# Garlits AA/FD Dragster



## scottnkat (May 11, 2006)

What can I say? Old Coyote's builds inspired me to try my hand at a dragster. Here's the Revell Garlits AA/FD dragster. I removed most all of the chrome and re-did the parts in varying shades of Alclad. I used ribbon and sheet styrene to make the seatbelts. The box was missing one half of the transmission, so I made the other side of it out of resin. I also wired up the engine. Other than that, this was box-stock. 





































Here's the cockpit...










...and the engine



















One last pic


----------



## Old Coyote (May 8, 2013)

Great build Scott ........... I love it (even though I'm not a Garlits fan) ........... if that's your first dragster I'm very impressed ........... shows your modeling talents are off the scale ............... very nicely done sir :thumbsup::thumbsup::thumbsup:


----------



## DOM-19 (Mar 12, 2002)

*Dom-19*

Scott that blower belt look,s like the real thing --dom


----------



## -Hemi- (May 5, 2014)

Scott, NICE WORK man. thats given "Big Daddy" credit in a model build! I bet Don himself would approve! 

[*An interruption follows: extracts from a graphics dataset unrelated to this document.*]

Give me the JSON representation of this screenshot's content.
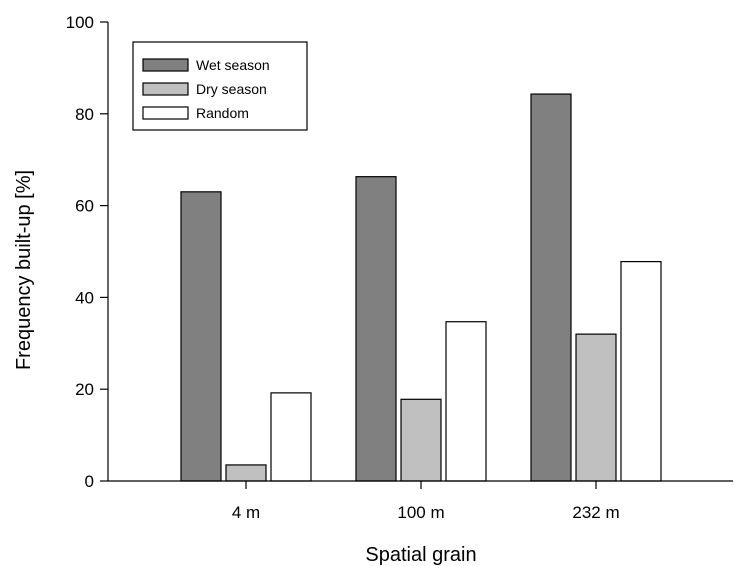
{
  "chart_data": {
    "type": "bar",
    "categories": [
      "4 m",
      "100 m",
      "232 m"
    ],
    "series": [
      {
        "name": "Wet season",
        "values": [
          63,
          66.3,
          84.3
        ],
        "color": "#808080"
      },
      {
        "name": "Dry season",
        "values": [
          3.5,
          17.8,
          32
        ],
        "color": "#c0c0c0"
      },
      {
        "name": "Random",
        "values": [
          19.2,
          34.7,
          47.8
        ],
        "color": "#ffffff"
      }
    ],
    "xlabel": "Spatial grain",
    "ylabel": "Frequency built-up [%]",
    "ylim": [
      0,
      100
    ],
    "yticks": [
      0,
      20,
      40,
      60,
      80,
      100
    ],
    "grid": false,
    "legend_position": "top-left"
  }
}
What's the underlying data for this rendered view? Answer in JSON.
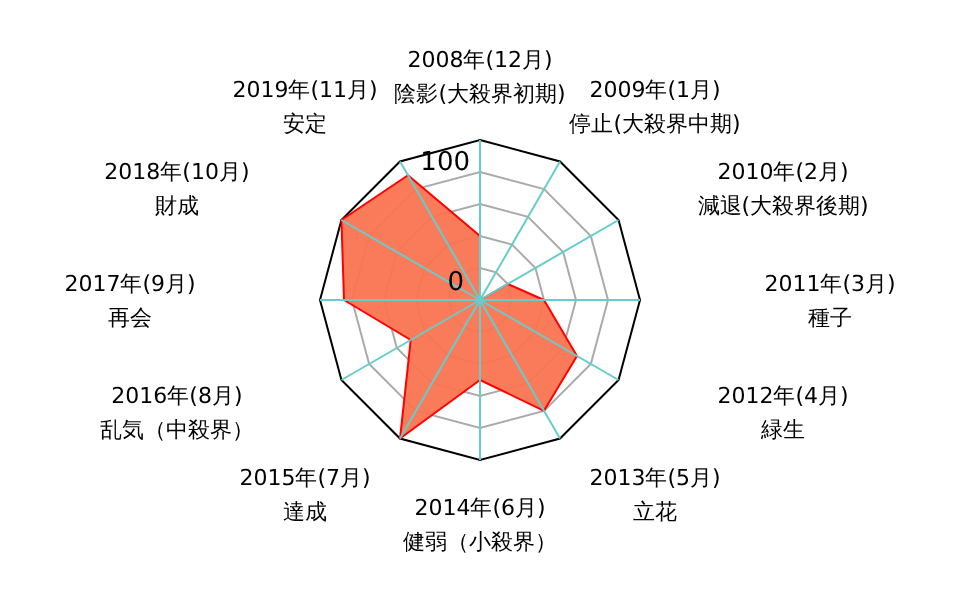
{
  "chart_data": {
    "type": "radar",
    "categories": [
      "2008年(12月)\n陰影(大殺界初期)",
      "2009年(1月)\n停止(大殺界中期)",
      "2010年(2月)\n減退(大殺界後期)",
      "2011年(3月)\n種子",
      "2012年(4月)\n緑生",
      "2013年(5月)\n立花",
      "2014年(6月)\n健弱（小殺界）",
      "2015年(7月)\n達成",
      "2016年(8月)\n乱気（中殺界）",
      "2017年(9月)\n再会",
      "2018年(10月)\n財成",
      "2019年(11月)\n安定"
    ],
    "series": [
      {
        "color": "#fa7450",
        "values": [
          40,
          0,
          20,
          40,
          70,
          80,
          50,
          100,
          50,
          85,
          100,
          90
        ]
      }
    ],
    "ylim": [
      0,
      100
    ],
    "yticks": [
      0,
      100
    ],
    "grid": true
  }
}
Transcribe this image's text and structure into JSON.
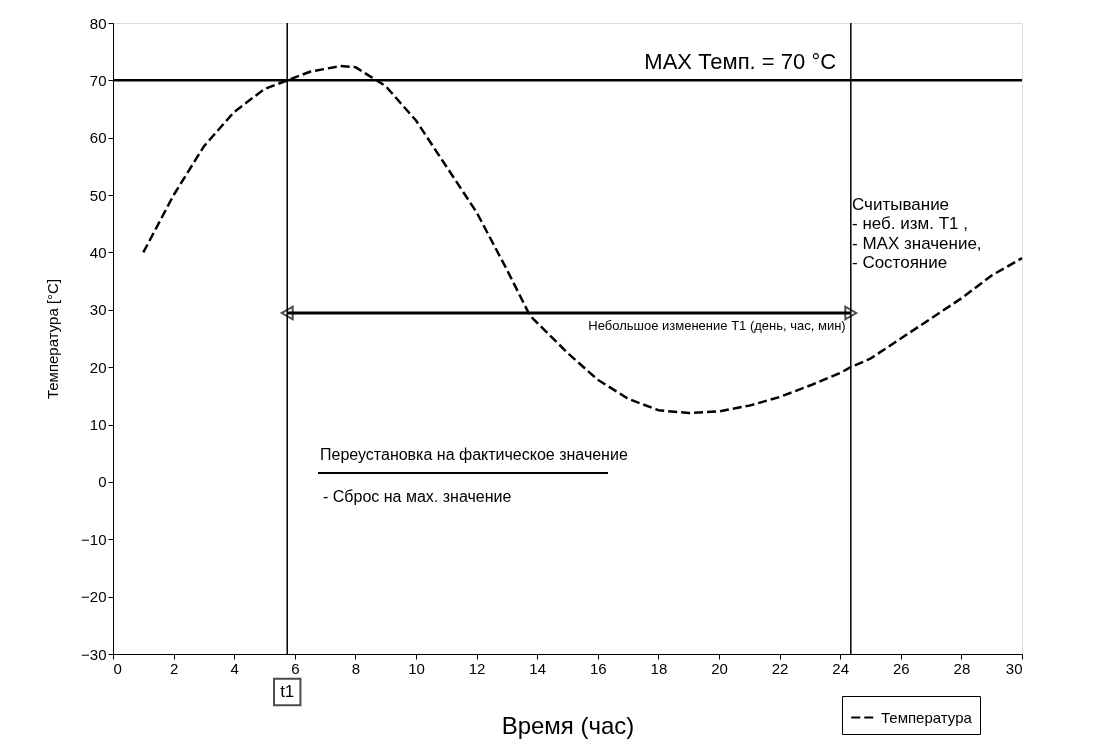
{
  "chart_data": {
    "type": "line",
    "xlabel": "Время (час)",
    "ylabel": "Температура  [°C]",
    "x": [
      1,
      2,
      3,
      4,
      5,
      5.75,
      6.5,
      7.5,
      8,
      9,
      10,
      11,
      12,
      13,
      13.76,
      15,
      16,
      17,
      18,
      19,
      20,
      21,
      22,
      23,
      24,
      24.35,
      25,
      26,
      27,
      28,
      29,
      30
    ],
    "series": [
      {
        "name": "Температура",
        "color": "#000000",
        "values": [
          40,
          50,
          58.5,
          64.5,
          68.5,
          70,
          71.5,
          72.5,
          72.3,
          69,
          63,
          55,
          47,
          37,
          29,
          22.5,
          17.8,
          14.5,
          12.5,
          12,
          12.3,
          13.3,
          14.8,
          16.8,
          19,
          20,
          21.5,
          25,
          28.5,
          32,
          36,
          39
        ]
      }
    ],
    "xlim": [
      0,
      30
    ],
    "ylim": [
      -30,
      80
    ],
    "xticks": [
      0,
      2,
      4,
      6,
      8,
      10,
      12,
      14,
      16,
      18,
      20,
      22,
      24,
      26,
      28,
      30
    ],
    "yticks": [
      -30,
      -20,
      -10,
      0,
      10,
      20,
      30,
      40,
      50,
      60,
      70,
      80
    ],
    "ref_lines": [
      {
        "axis": "y",
        "value": 70,
        "label": "MAX Темп.   = 70 °C",
        "color": "#000000"
      },
      {
        "axis": "x",
        "value": 5.75,
        "label": "t1",
        "color": "#000000"
      },
      {
        "axis": "x",
        "value": 24.35,
        "color": "#000000"
      }
    ],
    "annotations": [
      "Небольшое изменение T1 (день, час, мин)",
      "Считывание",
      "- неб. изм. T1 ,",
      "- MAX  значение,",
      "- Состояние",
      "Переустановка на фактическое значение",
      "-   Сброс на мах. значение"
    ],
    "grid": false,
    "legend": "bottom right",
    "line_style": "dashed",
    "marker": "none"
  }
}
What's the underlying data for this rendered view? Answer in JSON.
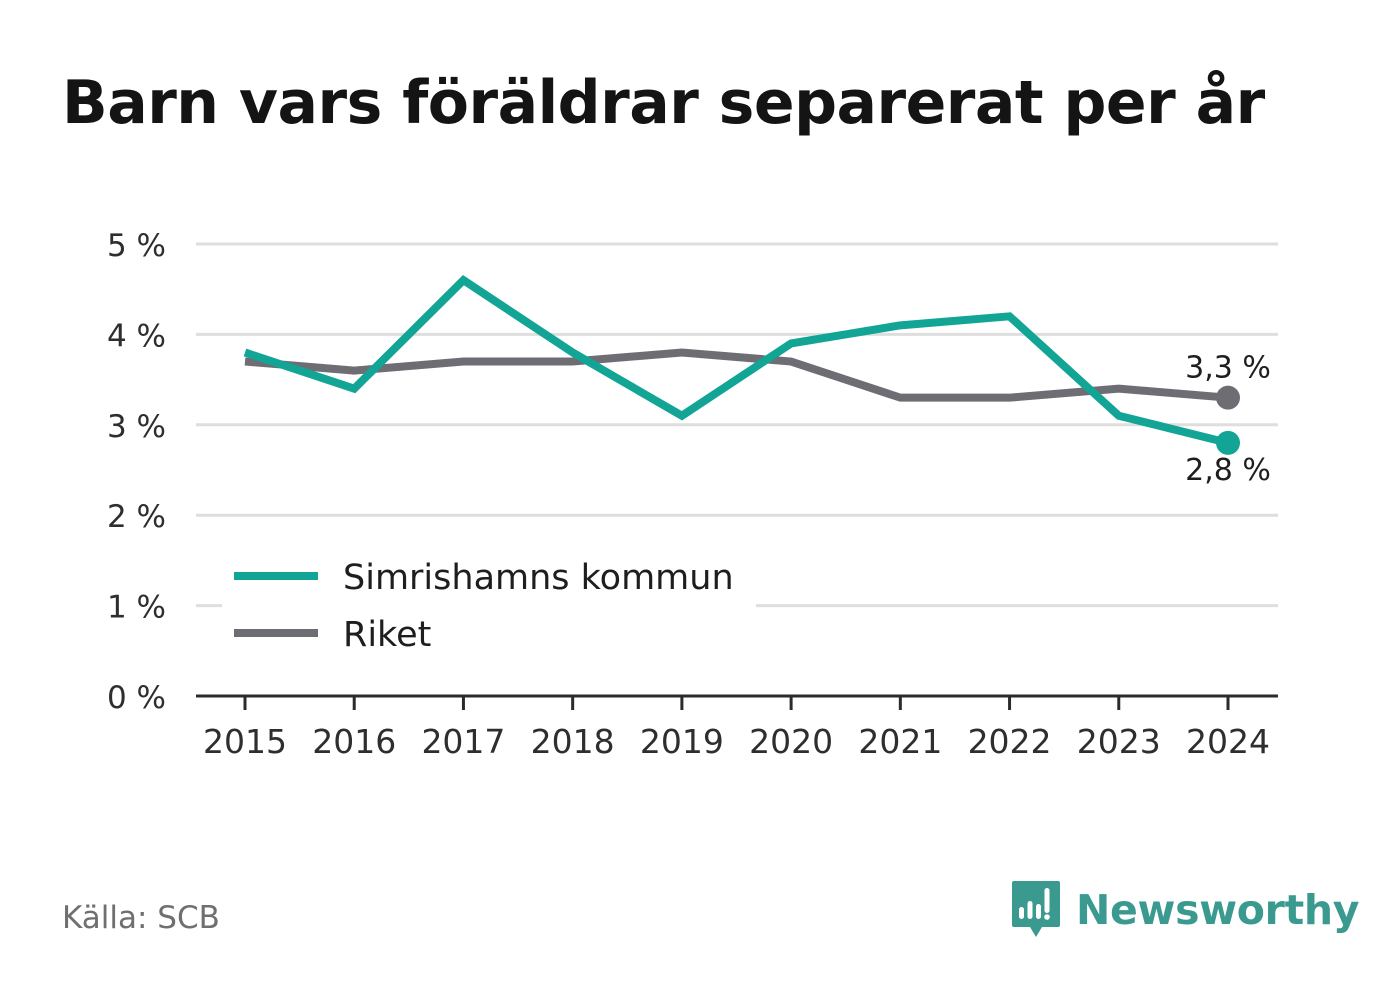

You guys and the dragsters are getting to me! I want one like this and one for the "Mopar" rail dragster.......BOTH are on my to get list.....


----------



## scottnkat (May 11, 2006)

Thanks, guys. Yep, it's the only dragster in my collection right now, but I'm gonna have to do a few more. The one thing that I hated about this was the two-piece rear slicks. It was a pain getting the seams to not show. Thanks again.


----------



## SteveR (Aug 7, 2005)

Nice! Is this kit based on the old MPC molds or on a completely different tooling?


----------



## scottnkat (May 11, 2006)

Sorry, Steve, but I've no idea


----------